Examples: agg=”sum” agg=[“last”, “stddev”] agg={“*”:”count”} agg={“col_1”:”sum”, “col_2”:[“count”, “mean”]}
join – boolean. If join is True, join the aggregation result with original Table.

Returns

A new Table with aggregated column fields.

split(ratio, seed=None)[source]¶

Split the FeatureTable into multiple FeatureTables for train, validation and test.

Parameters

ratio – a list of portions as weights with which to split the FeatureTable. Weights will be normalized if they don’t sum up to 1.0.
seed – The seed for sampling.

Returns

A tuple of FeatureTables split by the given ratio.

class zoo.friesian.feature.table.StringIndex(df, col_name)[source]¶

Bases: zoo.friesian.feature.table.Table

classmethod read_parquet(paths, col_name=None)[source]¶

Loads Parquet files as a StringIndex.

Parameters

paths – str or a list of str. The path/paths to Parquet file(s).
col_name – str. The column name of the corresponding categorical column.

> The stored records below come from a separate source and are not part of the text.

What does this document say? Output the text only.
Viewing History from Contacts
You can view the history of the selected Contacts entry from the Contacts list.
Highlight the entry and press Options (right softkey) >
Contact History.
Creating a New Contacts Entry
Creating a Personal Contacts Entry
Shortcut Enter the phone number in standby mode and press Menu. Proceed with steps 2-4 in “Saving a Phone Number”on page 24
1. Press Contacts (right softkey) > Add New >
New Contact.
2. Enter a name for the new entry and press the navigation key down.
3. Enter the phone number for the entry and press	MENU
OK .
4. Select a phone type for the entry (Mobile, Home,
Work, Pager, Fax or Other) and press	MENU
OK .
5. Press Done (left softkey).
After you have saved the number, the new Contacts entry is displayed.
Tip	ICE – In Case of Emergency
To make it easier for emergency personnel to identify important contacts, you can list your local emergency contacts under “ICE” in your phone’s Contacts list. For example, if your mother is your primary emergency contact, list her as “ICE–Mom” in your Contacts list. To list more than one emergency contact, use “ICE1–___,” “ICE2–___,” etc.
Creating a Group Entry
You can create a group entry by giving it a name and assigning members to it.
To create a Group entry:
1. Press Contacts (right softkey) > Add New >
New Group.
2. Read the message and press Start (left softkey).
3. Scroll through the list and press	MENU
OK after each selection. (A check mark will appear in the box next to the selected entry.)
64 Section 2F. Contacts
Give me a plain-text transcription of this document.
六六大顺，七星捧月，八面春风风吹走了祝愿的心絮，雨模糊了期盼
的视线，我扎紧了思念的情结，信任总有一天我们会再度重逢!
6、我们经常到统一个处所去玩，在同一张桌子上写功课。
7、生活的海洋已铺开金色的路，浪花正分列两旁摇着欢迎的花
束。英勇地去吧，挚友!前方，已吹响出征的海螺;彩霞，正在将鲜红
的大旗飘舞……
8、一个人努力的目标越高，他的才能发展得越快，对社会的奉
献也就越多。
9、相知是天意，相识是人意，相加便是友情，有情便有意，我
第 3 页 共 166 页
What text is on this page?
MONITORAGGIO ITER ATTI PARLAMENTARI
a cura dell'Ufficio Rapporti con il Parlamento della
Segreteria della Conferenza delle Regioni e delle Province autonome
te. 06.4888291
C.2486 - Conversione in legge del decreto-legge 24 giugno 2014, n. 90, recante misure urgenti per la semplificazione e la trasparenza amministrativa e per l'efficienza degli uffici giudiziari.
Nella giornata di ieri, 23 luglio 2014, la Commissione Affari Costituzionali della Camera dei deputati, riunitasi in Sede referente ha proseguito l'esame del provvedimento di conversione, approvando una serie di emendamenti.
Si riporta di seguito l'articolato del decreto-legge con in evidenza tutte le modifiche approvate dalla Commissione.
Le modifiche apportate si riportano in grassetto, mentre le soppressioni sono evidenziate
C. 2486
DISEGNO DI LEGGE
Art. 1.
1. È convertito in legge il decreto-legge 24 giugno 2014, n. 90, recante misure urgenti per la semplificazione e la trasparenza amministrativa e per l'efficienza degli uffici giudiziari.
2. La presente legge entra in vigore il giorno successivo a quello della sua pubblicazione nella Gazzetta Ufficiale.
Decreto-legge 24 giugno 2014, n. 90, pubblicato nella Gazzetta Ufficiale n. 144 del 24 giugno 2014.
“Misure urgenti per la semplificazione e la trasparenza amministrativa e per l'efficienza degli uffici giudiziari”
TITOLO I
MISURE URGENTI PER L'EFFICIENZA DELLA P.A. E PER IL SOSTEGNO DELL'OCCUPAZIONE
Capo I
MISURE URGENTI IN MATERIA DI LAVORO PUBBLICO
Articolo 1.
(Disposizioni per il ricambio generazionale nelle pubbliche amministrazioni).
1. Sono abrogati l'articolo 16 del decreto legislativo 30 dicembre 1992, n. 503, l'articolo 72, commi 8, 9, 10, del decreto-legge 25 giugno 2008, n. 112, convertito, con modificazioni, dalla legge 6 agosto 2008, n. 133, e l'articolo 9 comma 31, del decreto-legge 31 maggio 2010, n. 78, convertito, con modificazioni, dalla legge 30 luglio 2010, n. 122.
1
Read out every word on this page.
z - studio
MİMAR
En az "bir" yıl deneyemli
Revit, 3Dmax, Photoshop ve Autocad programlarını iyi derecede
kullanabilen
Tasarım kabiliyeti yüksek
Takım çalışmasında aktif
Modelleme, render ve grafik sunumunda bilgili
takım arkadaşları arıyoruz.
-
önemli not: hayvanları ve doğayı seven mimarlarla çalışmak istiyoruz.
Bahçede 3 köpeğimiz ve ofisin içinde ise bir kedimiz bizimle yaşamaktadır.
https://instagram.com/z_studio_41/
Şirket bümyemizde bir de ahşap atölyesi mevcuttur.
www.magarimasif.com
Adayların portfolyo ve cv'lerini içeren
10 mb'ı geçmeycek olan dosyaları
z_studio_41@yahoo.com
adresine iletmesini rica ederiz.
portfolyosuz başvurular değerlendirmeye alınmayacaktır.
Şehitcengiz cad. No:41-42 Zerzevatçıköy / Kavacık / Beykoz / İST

If col_name is None, the file name will be used as col_name.

Returns

A StringIndex.

classmethod from_dict(indices, col_name)[source]¶

Create the StringIndex from a dict of indices.

Parameters

indices – dict. The key is the categorical column, the value is the corresponding index. We assume that the key is a str and the value is a int.
col_name – str. The column name of the categorical column.

Returns

A StringIndex.

to_dict()[source]¶

Convert the StringIndex to a dict, with the categorical features as keys and indices as values. Note that you may only call this if the StringIndex is small.

Returns: A dict for the mapping from string to index.

write_parquet(path, mode='overwrite')[source]¶

Write the StringIndex to Parquet file.

Parameters

path – str. The path to the Parquet file. Note that the col_name will be used as basename of the Parquet file.
mode – str. One of “append”, “overwrite”, “error” or “ignore”. append: Append the contents of this StringIndex to the existing data. overwrite: Overwrite the existing data. error: Throw an exception if the data already exists. ignore: Silently ignore this operation if the data already exists.